Master Facts: Learning from Rembrandt

Painting by Rembrandt that has come to be known as the 'Night Watch'

The Night Watch by Rembrandt has to be a candidate for one of the greatest survivors in Art History. It was widely praised and revered during Rembrandt’s lifetime taking pride of place in the Civic Guardsmen headquarters, the Kloveniersdoelen, but it all seemed to go a bit wrong after Rembrandt’s death.

The most noticeable intervention by custodians of the work was the application of varnish. Rembrandt was known for his thick impasto paint style but this was somewhat at odds with the smooth surfaces that were the norm in 17th and 18th Century – particularly Dutch – Art. Critics advised that his work should be seen from a distance or, worse still, be covered in layers of varnish to try to ‘smooth out’ the surface and so, to make the painting less challenging for viewers, layers of tinted varnish were enthusiastically applied. Over the centuries, the already coloured thick varnish darkened and the painting – originally entitled ‘Militia Company of District II under the Command of Captain Frans Banninck Cocq’ or a variation of that title – became known as ‘The Night Watch’ despite it depicting neither a night time scene or soldiers on guard duty.

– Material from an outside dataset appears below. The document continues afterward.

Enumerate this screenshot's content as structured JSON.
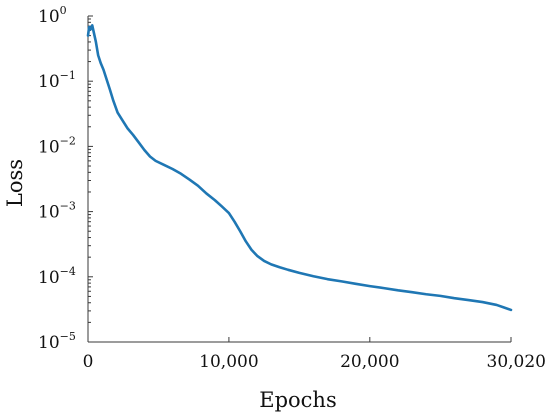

With the whole context, title and colour changed, the dimensions of it were altered too. In 1715, it was moved to the Amsterdam Town Hall to honour the great Artist and allow the work to be seen by more people. It didn’t fit so they cut up to 2 feet off each side!

During Napoleon’s occupation of the Netherlands, the Town Hall became his headquarters and the remaining 12 x 14 feet painting was on the move again – firstly to the home of the Tripp family – the Trippenhuis – to save it from Napoleon’s clutches, then back to the Town Hall by order of Napoleon and then back to the Tripps at the end of the occupation in 1813 – almost certainly removed from its frame and rolled on each occasion. The Trippenhuis later became the Rijkmuseum and the Night Watch remained there until 1939 when, with the outbreak of war, it was, yet again, taken off its stretchers and rolled up for safe storage.

To add to its woes, it became a victim of vandalism on separate three occasions during the 20th century, – slashed with a knife in 1911, a second knife attack in 1975 and an acid attack in 1990. Despite the extensive repairs that it has had to go through, the painting, today, has surprisingly few battle scars and the expertise of the restorers has successfully revealed Rembrandt to be the great colourist that he was and given the Night Watch a much brighter future!